Rhosh stepped out of his robe and flung it to the side, but then Benedict rushed into his arms and held him fast. He buried his face in Rhosh's wool shirt and Rhosh looked to the ceiling thinking of all this blood smearing onto his own clothes.

But what did it matter?

He embraced Benedict tightly and moved him towards the bed.

It was an old coffered bed from the court of the last Henry. A splendid thing with rich knobby posts, and they loved lying together in it.

He stripped off Benedict's jacket, and then his shirt and his sweater, and brought him down on the dark embroidered covers. He lay beside him, fingers tightening on the pink nipples on Benedict's chest, his lips grazing Benedict's throat, and then he pressed Benedict's head against his own throat and said, "Drink" under his breath.
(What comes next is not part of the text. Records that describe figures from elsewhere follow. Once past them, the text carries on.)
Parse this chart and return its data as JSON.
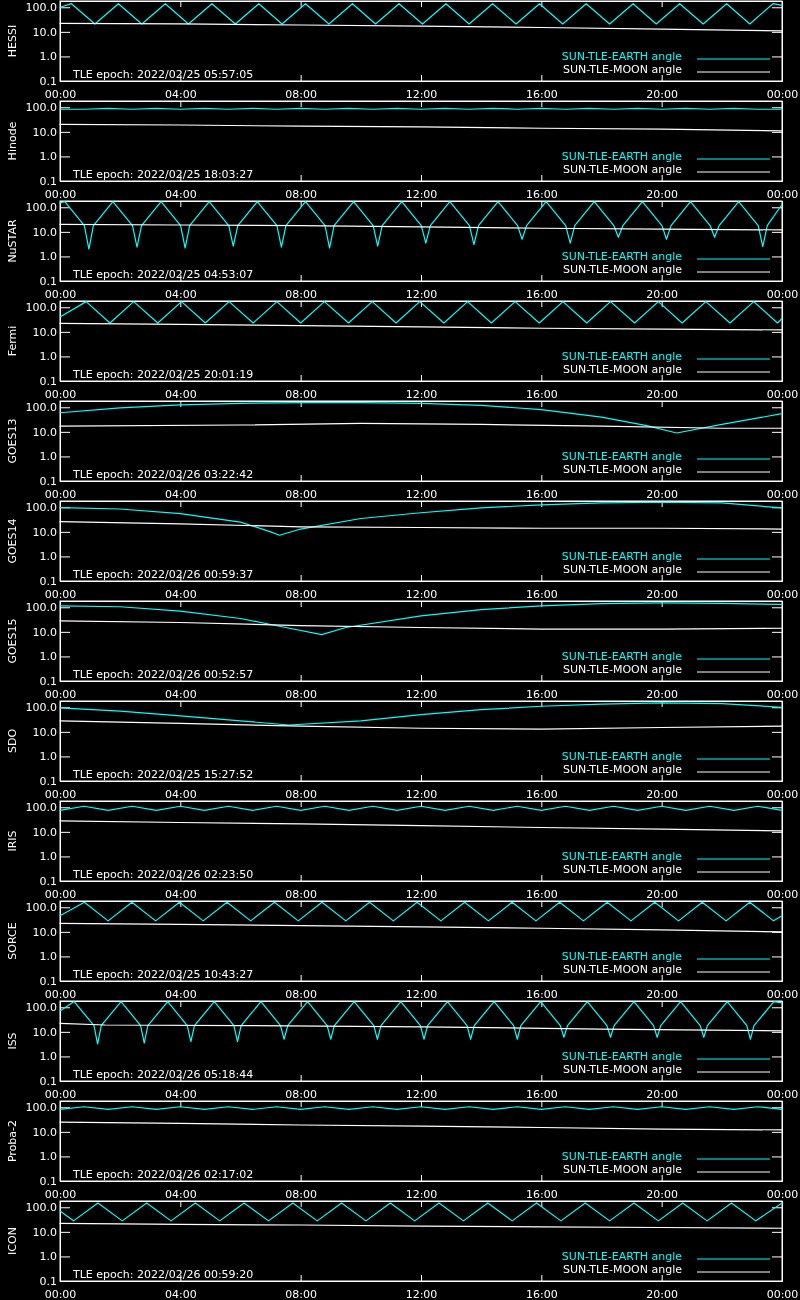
{
  "chart_data": [
    {
      "type": "line",
      "ylabel": "HESSI",
      "log": true,
      "legend": "bottom right",
      "xlim": [
        0,
        24
      ],
      "ylim": [
        0.1,
        180
      ],
      "xticks": [
        {
          "value": 0,
          "label": "00:00"
        },
        {
          "value": 4,
          "label": "04:00"
        },
        {
          "value": 8,
          "label": "08:00"
        },
        {
          "value": 12,
          "label": "12:00"
        },
        {
          "value": 16,
          "label": "16:00"
        },
        {
          "value": 20,
          "label": "20:00"
        },
        {
          "value": 24,
          "label": "00:00"
        }
      ],
      "yticks": [
        {
          "value": 0.1,
          "label": "0.1"
        },
        {
          "value": 1,
          "label": "1.0"
        },
        {
          "value": 10,
          "label": "10.0"
        },
        {
          "value": 100,
          "label": "100.0"
        }
      ],
      "annotations": [
        "TLE epoch: 2022/02/25 05:57:05"
      ],
      "series": [
        {
          "name": "SUN-TLE-EARTH angle",
          "color": "#00ffff",
          "x": [
            0,
            0.38,
            1.16,
            1.94,
            2.72,
            3.5,
            4.27,
            5.05,
            5.83,
            6.61,
            7.38,
            8.16,
            8.94,
            9.72,
            10.49,
            11.27,
            12.05,
            12.83,
            13.6,
            14.38,
            15.16,
            15.94,
            16.71,
            17.49,
            18.27,
            19.05,
            19.82,
            20.6,
            21.38,
            22.16,
            22.93,
            23.7,
            24
          ],
          "values": [
            100,
            140,
            21,
            140,
            21,
            140,
            21,
            140,
            21,
            140,
            21,
            140,
            21,
            140,
            21,
            140,
            21,
            140,
            21,
            140,
            21,
            140,
            21,
            140,
            21,
            140,
            21,
            140,
            21,
            140,
            21,
            140,
            120
          ]
        },
        {
          "name": "SUN-TLE-MOON angle",
          "color": "#ffffff",
          "x": [
            0,
            4,
            8,
            12,
            16,
            20,
            24
          ],
          "values": [
            22,
            21,
            19,
            17,
            15,
            13,
            11
          ]
        }
      ]
    },
    {
      "type": "line",
      "ylabel": "Hinode",
      "log": true,
      "legend": "bottom right",
      "xlim": [
        0,
        24
      ],
      "ylim": [
        0.1,
        180
      ],
      "xticks": [
        {
          "value": 0,
          "label": "00:00"
        },
        {
          "value": 4,
          "label": "04:00"
        },
        {
          "value": 8,
          "label": "08:00"
        },
        {
          "value": 12,
          "label": "12:00"
        },
        {
          "value": 16,
          "label": "16:00"
        },
        {
          "value": 20,
          "label": "20:00"
        },
        {
          "value": 24,
          "label": "00:00"
        }
      ],
      "yticks": [
        {
          "value": 0.1,
          "label": "0.1"
        },
        {
          "value": 1,
          "label": "1.0"
        },
        {
          "value": 10,
          "label": "10.0"
        },
        {
          "value": 100,
          "label": "100.0"
        }
      ],
      "annotations": [
        "TLE epoch: 2022/02/25 18:03:27"
      ],
      "series": [
        {
          "name": "SUN-TLE-EARTH angle",
          "color": "#00ffff",
          "x": [
            0,
            0.8,
            1.6,
            2.4,
            3.2,
            4,
            4.8,
            5.6,
            6.4,
            7.2,
            8,
            8.8,
            9.6,
            10.4,
            11.2,
            12,
            12.8,
            13.6,
            14.4,
            15.2,
            16,
            16.8,
            17.6,
            18.4,
            19.2,
            20,
            20.8,
            21.6,
            22.4,
            23.2,
            24
          ],
          "values": [
            83,
            83,
            91,
            83,
            91,
            83,
            91,
            83,
            91,
            83,
            91,
            83,
            91,
            83,
            91,
            83,
            91,
            83,
            91,
            83,
            91,
            83,
            91,
            83,
            91,
            83,
            91,
            83,
            91,
            83,
            83
          ]
        },
        {
          "name": "SUN-TLE-MOON angle",
          "color": "#ffffff",
          "x": [
            0,
            4,
            8,
            12,
            16,
            20,
            24
          ],
          "values": [
            20,
            19,
            17,
            16,
            14,
            13,
            11
          ]
        }
      ]
    },
    {
      "type": "line",
      "ylabel": "NuSTAR",
      "log": true,
      "legend": "bottom right",
      "xlim": [
        0,
        24
      ],
      "ylim": [
        0.1,
        180
      ],
      "xticks": [
        {
          "value": 0,
          "label": "00:00"
        },
        {
          "value": 4,
          "label": "04:00"
        },
        {
          "value": 8,
          "label": "08:00"
        },
        {
          "value": 12,
          "label": "12:00"
        },
        {
          "value": 16,
          "label": "16:00"
        },
        {
          "value": 20,
          "label": "20:00"
        },
        {
          "value": 24,
          "label": "00:00"
        }
      ],
      "yticks": [
        {
          "value": 0.1,
          "label": "0.1"
        },
        {
          "value": 1,
          "label": "1.0"
        },
        {
          "value": 10,
          "label": "10.0"
        },
        {
          "value": 100,
          "label": "100.0"
        }
      ],
      "annotations": [
        "TLE epoch: 2022/02/25 04:53:07"
      ],
      "series": [
        {
          "name": "SUN-TLE-EARTH angle",
          "color": "#00ffff",
          "x": [
            0,
            0.16,
            0.81,
            0.96,
            1.11,
            1.76,
            2.41,
            2.56,
            2.71,
            3.36,
            4.01,
            4.16,
            4.31,
            4.96,
            5.61,
            5.76,
            5.91,
            6.56,
            7.21,
            7.36,
            7.51,
            8.16,
            8.81,
            8.96,
            9.11,
            9.76,
            10.41,
            10.56,
            10.71,
            11.36,
            12.01,
            12.16,
            12.31,
            12.96,
            13.61,
            13.76,
            13.91,
            14.56,
            15.21,
            15.36,
            15.51,
            16.16,
            16.81,
            16.96,
            17.11,
            17.76,
            18.41,
            18.56,
            18.71,
            19.36,
            20.01,
            20.16,
            20.31,
            20.96,
            21.61,
            21.76,
            21.91,
            22.56,
            23.21,
            23.36,
            23.51,
            24
          ],
          "values": [
            150,
            170,
            18,
            2,
            18,
            170,
            18,
            2.4,
            18,
            170,
            18,
            2.2,
            18,
            170,
            18,
            2.6,
            18,
            170,
            18,
            2.4,
            18,
            170,
            18,
            2.2,
            18,
            170,
            18,
            2.6,
            18,
            170,
            18,
            3.5,
            18,
            170,
            18,
            3,
            18,
            170,
            18,
            5,
            18,
            170,
            18,
            3.5,
            18,
            170,
            18,
            6,
            18,
            170,
            18,
            5,
            18,
            170,
            18,
            6,
            18,
            170,
            18,
            2.5,
            18,
            130
          ]
        },
        {
          "name": "SUN-TLE-MOON angle",
          "color": "#ffffff",
          "x": [
            0,
            4,
            8,
            12,
            16,
            20,
            24
          ],
          "values": [
            20,
            19,
            18,
            16,
            14,
            13,
            12
          ]
        }
      ]
    },
    {
      "type": "line",
      "ylabel": "Fermi",
      "log": true,
      "legend": "bottom right",
      "xlim": [
        0,
        24
      ],
      "ylim": [
        0.1,
        180
      ],
      "xticks": [
        {
          "value": 0,
          "label": "00:00"
        },
        {
          "value": 4,
          "label": "04:00"
        },
        {
          "value": 8,
          "label": "08:00"
        },
        {
          "value": 12,
          "label": "12:00"
        },
        {
          "value": 16,
          "label": "16:00"
        },
        {
          "value": 20,
          "label": "20:00"
        },
        {
          "value": 24,
          "label": "00:00"
        }
      ],
      "yticks": [
        {
          "value": 0.1,
          "label": "0.1"
        },
        {
          "value": 1,
          "label": "1.0"
        },
        {
          "value": 10,
          "label": "10.0"
        },
        {
          "value": 100,
          "label": "100.0"
        }
      ],
      "annotations": [
        "TLE epoch: 2022/02/25 20:01:19"
      ],
      "series": [
        {
          "name": "SUN-TLE-EARTH angle",
          "color": "#00ffff",
          "x": [
            0,
            0.87,
            1.66,
            2.45,
            3.25,
            4.04,
            4.83,
            5.62,
            6.42,
            7.21,
            8,
            8.79,
            9.59,
            10.38,
            11.17,
            11.96,
            12.76,
            13.55,
            14.34,
            15.13,
            15.93,
            16.72,
            17.51,
            18.3,
            19.1,
            19.89,
            20.68,
            21.47,
            22.27,
            23.06,
            23.85,
            24
          ],
          "values": [
            40,
            170,
            23,
            170,
            23,
            170,
            23,
            170,
            23,
            170,
            23,
            170,
            23,
            170,
            23,
            170,
            23,
            170,
            23,
            170,
            23,
            170,
            23,
            170,
            23,
            170,
            23,
            170,
            23,
            170,
            23,
            35
          ]
        },
        {
          "name": "SUN-TLE-MOON angle",
          "color": "#ffffff",
          "x": [
            0,
            4,
            8,
            12,
            16,
            20,
            24
          ],
          "values": [
            22,
            20,
            18,
            16,
            14,
            13,
            12
          ]
        }
      ]
    },
    {
      "type": "line",
      "ylabel": "GOES13",
      "log": true,
      "legend": "bottom right",
      "xlim": [
        0,
        24
      ],
      "ylim": [
        0.1,
        180
      ],
      "xticks": [
        {
          "value": 0,
          "label": "00:00"
        },
        {
          "value": 4,
          "label": "04:00"
        },
        {
          "value": 8,
          "label": "08:00"
        },
        {
          "value": 12,
          "label": "12:00"
        },
        {
          "value": 16,
          "label": "16:00"
        },
        {
          "value": 20,
          "label": "20:00"
        },
        {
          "value": 24,
          "label": "00:00"
        }
      ],
      "yticks": [
        {
          "value": 0.1,
          "label": "0.1"
        },
        {
          "value": 1,
          "label": "1.0"
        },
        {
          "value": 10,
          "label": "10.0"
        },
        {
          "value": 100,
          "label": "100.0"
        }
      ],
      "annotations": [
        "TLE epoch: 2022/02/26 03:22:42"
      ],
      "series": [
        {
          "name": "SUN-TLE-EARTH angle",
          "color": "#00ffff",
          "x": [
            0,
            2,
            4,
            6,
            8,
            10,
            12,
            14,
            16,
            18,
            19.5,
            20.5,
            22,
            24
          ],
          "values": [
            60,
            95,
            125,
            145,
            155,
            155,
            145,
            120,
            80,
            40,
            18,
            9,
            20,
            55
          ]
        },
        {
          "name": "SUN-TLE-MOON angle",
          "color": "#ffffff",
          "x": [
            0,
            6,
            10,
            14,
            18,
            22,
            24
          ],
          "values": [
            17,
            19,
            22,
            20,
            17,
            14,
            14
          ]
        }
      ]
    },
    {
      "type": "line",
      "ylabel": "GOES14",
      "log": true,
      "legend": "bottom right",
      "xlim": [
        0,
        24
      ],
      "ylim": [
        0.1,
        180
      ],
      "xticks": [
        {
          "value": 0,
          "label": "00:00"
        },
        {
          "value": 4,
          "label": "04:00"
        },
        {
          "value": 8,
          "label": "08:00"
        },
        {
          "value": 12,
          "label": "12:00"
        },
        {
          "value": 16,
          "label": "16:00"
        },
        {
          "value": 20,
          "label": "20:00"
        },
        {
          "value": 24,
          "label": "00:00"
        }
      ],
      "yticks": [
        {
          "value": 0.1,
          "label": "0.1"
        },
        {
          "value": 1,
          "label": "1.0"
        },
        {
          "value": 10,
          "label": "10.0"
        },
        {
          "value": 100,
          "label": "100.0"
        }
      ],
      "annotations": [
        "TLE epoch: 2022/02/26 00:59:37"
      ],
      "series": [
        {
          "name": "SUN-TLE-EARTH angle",
          "color": "#00ffff",
          "x": [
            0,
            2,
            4,
            6,
            7,
            7.3,
            8,
            10,
            12,
            14,
            16,
            18,
            20,
            22,
            24
          ],
          "values": [
            97,
            85,
            55,
            25,
            10,
            7.3,
            13,
            35,
            60,
            95,
            125,
            150,
            160,
            150,
            94
          ]
        },
        {
          "name": "SUN-TLE-MOON angle",
          "color": "#ffffff",
          "x": [
            0,
            4,
            8,
            12,
            16,
            20,
            24
          ],
          "values": [
            26,
            21,
            16,
            15,
            14,
            14,
            13
          ]
        }
      ]
    },
    {
      "type": "line",
      "ylabel": "GOES15",
      "log": true,
      "legend": "bottom right",
      "xlim": [
        0,
        24
      ],
      "ylim": [
        0.1,
        180
      ],
      "xticks": [
        {
          "value": 0,
          "label": "00:00"
        },
        {
          "value": 4,
          "label": "04:00"
        },
        {
          "value": 8,
          "label": "08:00"
        },
        {
          "value": 12,
          "label": "12:00"
        },
        {
          "value": 16,
          "label": "16:00"
        },
        {
          "value": 20,
          "label": "20:00"
        },
        {
          "value": 24,
          "label": "00:00"
        }
      ],
      "yticks": [
        {
          "value": 0.1,
          "label": "0.1"
        },
        {
          "value": 1,
          "label": "1.0"
        },
        {
          "value": 10,
          "label": "10.0"
        },
        {
          "value": 100,
          "label": "100.0"
        }
      ],
      "annotations": [
        "TLE epoch: 2022/02/26 00:52:57"
      ],
      "series": [
        {
          "name": "SUN-TLE-EARTH angle",
          "color": "#00ffff",
          "x": [
            0,
            2,
            4,
            6,
            7.5,
            8.7,
            9.5,
            12,
            14,
            16,
            18,
            20,
            22,
            24
          ],
          "values": [
            113,
            105,
            70,
            35,
            15,
            7.7,
            15,
            45,
            80,
            115,
            140,
            150,
            145,
            130
          ]
        },
        {
          "name": "SUN-TLE-MOON angle",
          "color": "#ffffff",
          "x": [
            0,
            4,
            8,
            12,
            16,
            20,
            24
          ],
          "values": [
            28,
            24,
            18,
            15,
            13,
            13,
            14
          ]
        }
      ]
    },
    {
      "type": "line",
      "ylabel": "SDO",
      "log": true,
      "legend": "bottom right",
      "xlim": [
        0,
        24
      ],
      "ylim": [
        0.1,
        180
      ],
      "xticks": [
        {
          "value": 0,
          "label": "00:00"
        },
        {
          "value": 4,
          "label": "04:00"
        },
        {
          "value": 8,
          "label": "08:00"
        },
        {
          "value": 12,
          "label": "12:00"
        },
        {
          "value": 16,
          "label": "16:00"
        },
        {
          "value": 20,
          "label": "20:00"
        },
        {
          "value": 24,
          "label": "00:00"
        }
      ],
      "yticks": [
        {
          "value": 0.1,
          "label": "0.1"
        },
        {
          "value": 1,
          "label": "1.0"
        },
        {
          "value": 10,
          "label": "10.0"
        },
        {
          "value": 100,
          "label": "100.0"
        }
      ],
      "annotations": [
        "TLE epoch: 2022/02/25 15:27:52"
      ],
      "series": [
        {
          "name": "SUN-TLE-EARTH angle",
          "color": "#00ffff",
          "x": [
            0,
            2,
            4,
            6,
            7.6,
            10,
            12,
            14,
            16,
            18,
            20,
            22,
            24
          ],
          "values": [
            94,
            70,
            45,
            28,
            19,
            28,
            50,
            80,
            110,
            135,
            150,
            140,
            100
          ]
        },
        {
          "name": "SUN-TLE-MOON angle",
          "color": "#ffffff",
          "x": [
            0,
            4,
            8,
            12,
            16,
            20,
            24
          ],
          "values": [
            28,
            22,
            17,
            14,
            13,
            15,
            17
          ]
        }
      ]
    },
    {
      "type": "line",
      "ylabel": "IRIS",
      "log": true,
      "legend": "bottom right",
      "xlim": [
        0,
        24
      ],
      "ylim": [
        0.1,
        180
      ],
      "xticks": [
        {
          "value": 0,
          "label": "00:00"
        },
        {
          "value": 4,
          "label": "04:00"
        },
        {
          "value": 8,
          "label": "08:00"
        },
        {
          "value": 12,
          "label": "12:00"
        },
        {
          "value": 16,
          "label": "16:00"
        },
        {
          "value": 20,
          "label": "20:00"
        },
        {
          "value": 24,
          "label": "00:00"
        }
      ],
      "yticks": [
        {
          "value": 0.1,
          "label": "0.1"
        },
        {
          "value": 1,
          "label": "1.0"
        },
        {
          "value": 10,
          "label": "10.0"
        },
        {
          "value": 100,
          "label": "100.0"
        }
      ],
      "annotations": [
        "TLE epoch: 2022/02/26 02:23:50"
      ],
      "series": [
        {
          "name": "SUN-TLE-EARTH angle",
          "color": "#00ffff",
          "x": [
            0,
            0.8,
            1.6,
            2.4,
            3.2,
            4,
            4.8,
            5.6,
            6.4,
            7.2,
            8,
            8.8,
            9.6,
            10.4,
            11.2,
            12,
            12.8,
            13.6,
            14.4,
            15.2,
            16,
            16.8,
            17.6,
            18.4,
            19.2,
            20,
            20.8,
            21.6,
            22.4,
            23.2,
            24
          ],
          "values": [
            75,
            110,
            75,
            110,
            75,
            110,
            75,
            110,
            75,
            110,
            75,
            110,
            75,
            110,
            75,
            110,
            75,
            110,
            75,
            110,
            75,
            110,
            75,
            110,
            75,
            110,
            75,
            110,
            75,
            110,
            75
          ]
        },
        {
          "name": "SUN-TLE-MOON angle",
          "color": "#ffffff",
          "x": [
            0,
            4,
            8,
            12,
            16,
            20,
            24
          ],
          "values": [
            28,
            24,
            21,
            18,
            15,
            13,
            11
          ]
        }
      ]
    },
    {
      "type": "line",
      "ylabel": "SORCE",
      "log": true,
      "legend": "bottom right",
      "xlim": [
        0,
        24
      ],
      "ylim": [
        0.1,
        180
      ],
      "xticks": [
        {
          "value": 0,
          "label": "00:00"
        },
        {
          "value": 4,
          "label": "04:00"
        },
        {
          "value": 8,
          "label": "08:00"
        },
        {
          "value": 12,
          "label": "12:00"
        },
        {
          "value": 16,
          "label": "16:00"
        },
        {
          "value": 20,
          "label": "20:00"
        },
        {
          "value": 24,
          "label": "00:00"
        }
      ],
      "yticks": [
        {
          "value": 0.1,
          "label": "0.1"
        },
        {
          "value": 1,
          "label": "1.0"
        },
        {
          "value": 10,
          "label": "10.0"
        },
        {
          "value": 100,
          "label": "100.0"
        }
      ],
      "annotations": [
        "TLE epoch: 2022/02/25 10:43:27"
      ],
      "series": [
        {
          "name": "SUN-TLE-EARTH angle",
          "color": "#00ffff",
          "x": [
            0,
            0.81,
            1.6,
            2.39,
            3.18,
            3.97,
            4.76,
            5.55,
            6.34,
            7.13,
            7.92,
            8.71,
            9.5,
            10.29,
            11.08,
            11.87,
            12.66,
            13.45,
            14.24,
            15.03,
            15.82,
            16.61,
            17.4,
            18.19,
            18.98,
            19.77,
            20.56,
            21.35,
            22.14,
            22.93,
            23.72,
            24
          ],
          "values": [
            45,
            160,
            28,
            160,
            28,
            160,
            28,
            160,
            28,
            160,
            28,
            160,
            28,
            160,
            28,
            160,
            28,
            160,
            28,
            160,
            28,
            160,
            28,
            160,
            28,
            160,
            28,
            160,
            28,
            160,
            28,
            45
          ]
        },
        {
          "name": "SUN-TLE-MOON angle",
          "color": "#ffffff",
          "x": [
            0,
            4,
            8,
            12,
            16,
            20,
            24
          ],
          "values": [
            22,
            20,
            18,
            16,
            14,
            12,
            10
          ]
        }
      ]
    },
    {
      "type": "line",
      "ylabel": "ISS",
      "log": true,
      "legend": "bottom right",
      "xlim": [
        0,
        24
      ],
      "ylim": [
        0.1,
        180
      ],
      "xticks": [
        {
          "value": 0,
          "label": "00:00"
        },
        {
          "value": 4,
          "label": "04:00"
        },
        {
          "value": 8,
          "label": "08:00"
        },
        {
          "value": 12,
          "label": "12:00"
        },
        {
          "value": 16,
          "label": "16:00"
        },
        {
          "value": 20,
          "label": "20:00"
        },
        {
          "value": 24,
          "label": "00:00"
        }
      ],
      "yticks": [
        {
          "value": 0.1,
          "label": "0.1"
        },
        {
          "value": 1,
          "label": "1.0"
        },
        {
          "value": 10,
          "label": "10.0"
        },
        {
          "value": 100,
          "label": "100.0"
        }
      ],
      "annotations": [
        "TLE epoch: 2022/02/26 05:18:44"
      ],
      "series": [
        {
          "name": "SUN-TLE-EARTH angle",
          "color": "#00ffff",
          "x": [
            0,
            0.47,
            1.13,
            1.25,
            1.37,
            2.03,
            2.68,
            2.8,
            2.92,
            3.58,
            4.23,
            4.35,
            4.47,
            5.13,
            5.78,
            5.9,
            6.02,
            6.68,
            7.33,
            7.45,
            7.57,
            8.23,
            8.88,
            9,
            9.12,
            9.78,
            10.43,
            10.55,
            10.67,
            11.33,
            11.98,
            12.1,
            12.22,
            12.88,
            13.53,
            13.65,
            13.77,
            14.43,
            15.08,
            15.2,
            15.32,
            15.98,
            16.63,
            16.75,
            16.87,
            17.53,
            18.18,
            18.3,
            18.42,
            19.08,
            19.73,
            19.85,
            19.97,
            20.63,
            21.28,
            21.4,
            21.52,
            22.18,
            22.83,
            22.95,
            23.07,
            23.73,
            24
          ],
          "values": [
            71,
            170,
            18,
            3.2,
            18,
            170,
            18,
            3.5,
            18,
            170,
            18,
            4,
            18,
            170,
            18,
            4,
            18,
            170,
            18,
            5,
            18,
            170,
            18,
            5,
            18,
            170,
            18,
            5,
            18,
            170,
            18,
            5,
            18,
            170,
            18,
            5,
            18,
            170,
            18,
            5,
            18,
            170,
            18,
            6,
            18,
            170,
            18,
            6,
            18,
            170,
            18,
            6,
            18,
            170,
            18,
            6,
            18,
            170,
            18,
            5,
            18,
            170,
            150
          ]
        },
        {
          "name": "SUN-TLE-MOON angle",
          "color": "#ffffff",
          "x": [
            0,
            1.5,
            6,
            12,
            18,
            24
          ],
          "values": [
            22,
            19,
            18,
            16,
            13,
            11
          ]
        }
      ]
    },
    {
      "type": "line",
      "ylabel": "Proba-2",
      "log": true,
      "legend": "bottom right",
      "xlim": [
        0,
        24
      ],
      "ylim": [
        0.1,
        180
      ],
      "xticks": [
        {
          "value": 0,
          "label": "00:00"
        },
        {
          "value": 4,
          "label": "04:00"
        },
        {
          "value": 8,
          "label": "08:00"
        },
        {
          "value": 12,
          "label": "12:00"
        },
        {
          "value": 16,
          "label": "16:00"
        },
        {
          "value": 20,
          "label": "20:00"
        },
        {
          "value": 24,
          "label": "00:00"
        }
      ],
      "yticks": [
        {
          "value": 0.1,
          "label": "0.1"
        },
        {
          "value": 1,
          "label": "1.0"
        },
        {
          "value": 10,
          "label": "10.0"
        },
        {
          "value": 100,
          "label": "100.0"
        }
      ],
      "annotations": [
        "TLE epoch: 2022/02/26 02:17:02"
      ],
      "series": [
        {
          "name": "SUN-TLE-EARTH angle",
          "color": "#00ffff",
          "x": [
            0,
            0.8,
            1.6,
            2.4,
            3.2,
            4,
            4.8,
            5.6,
            6.4,
            7.2,
            8,
            8.8,
            9.6,
            10.4,
            11.2,
            12,
            12.8,
            13.6,
            14.4,
            15.2,
            16,
            16.8,
            17.6,
            18.4,
            19.2,
            20,
            20.8,
            21.6,
            22.4,
            23.2,
            24
          ],
          "values": [
            82,
            105,
            82,
            105,
            82,
            105,
            82,
            105,
            82,
            105,
            82,
            105,
            82,
            105,
            82,
            105,
            82,
            105,
            82,
            105,
            82,
            105,
            82,
            105,
            82,
            105,
            82,
            105,
            82,
            105,
            82
          ]
        },
        {
          "name": "SUN-TLE-MOON angle",
          "color": "#ffffff",
          "x": [
            0,
            4,
            8,
            12,
            16,
            20,
            24
          ],
          "values": [
            25,
            22,
            19,
            17,
            15,
            13,
            12
          ]
        }
      ]
    },
    {
      "type": "line",
      "ylabel": "ICON",
      "log": true,
      "legend": "bottom right",
      "xlim": [
        0,
        24
      ],
      "ylim": [
        0.1,
        180
      ],
      "xticks": [
        {
          "value": 0,
          "label": "00:00"
        },
        {
          "value": 4,
          "label": "04:00"
        },
        {
          "value": 8,
          "label": "08:00"
        },
        {
          "value": 12,
          "label": "12:00"
        },
        {
          "value": 16,
          "label": "16:00"
        },
        {
          "value": 20,
          "label": "20:00"
        },
        {
          "value": 24,
          "label": "00:00"
        }
      ],
      "yticks": [
        {
          "value": 0.1,
          "label": "0.1"
        },
        {
          "value": 1,
          "label": "1.0"
        },
        {
          "value": 10,
          "label": "10.0"
        },
        {
          "value": 100,
          "label": "100.0"
        }
      ],
      "annotations": [
        "TLE epoch: 2022/02/26 00:59:20"
      ],
      "series": [
        {
          "name": "SUN-TLE-EARTH angle",
          "color": "#00ffff",
          "x": [
            0,
            0.45,
            1.26,
            2.07,
            2.88,
            3.69,
            4.5,
            5.31,
            6.12,
            6.93,
            7.74,
            8.55,
            9.36,
            10.17,
            10.98,
            11.79,
            12.6,
            13.41,
            14.22,
            15.03,
            15.84,
            16.65,
            17.46,
            18.27,
            19.08,
            19.89,
            20.7,
            21.51,
            22.32,
            23.13,
            24
          ],
          "values": [
            70,
            28,
            150,
            28,
            150,
            28,
            150,
            28,
            150,
            28,
            150,
            28,
            150,
            28,
            150,
            28,
            150,
            28,
            150,
            28,
            150,
            28,
            150,
            28,
            150,
            28,
            150,
            28,
            150,
            28,
            150
          ]
        },
        {
          "name": "SUN-TLE-MOON angle",
          "color": "#ffffff",
          "x": [
            0,
            4,
            8,
            12,
            16,
            20,
            24
          ],
          "values": [
            22,
            20,
            19,
            17,
            16,
            15,
            14
          ]
        }
      ]
    }
  ]
}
At once those razor-sharp teeth broke through and he felt the mighty hungry pull on his heart as the blood flowed out of him towards the heart beating against him. A gusher of images opened. He saw the burning house in London, saw that hideous wraithlike thing, saw what Benedict must have seen but never registered, that thing falling to its knees, the rafters coming down on it, an arm cracked loose and flung away in the fire, black fingers curling. He heard the skull pop.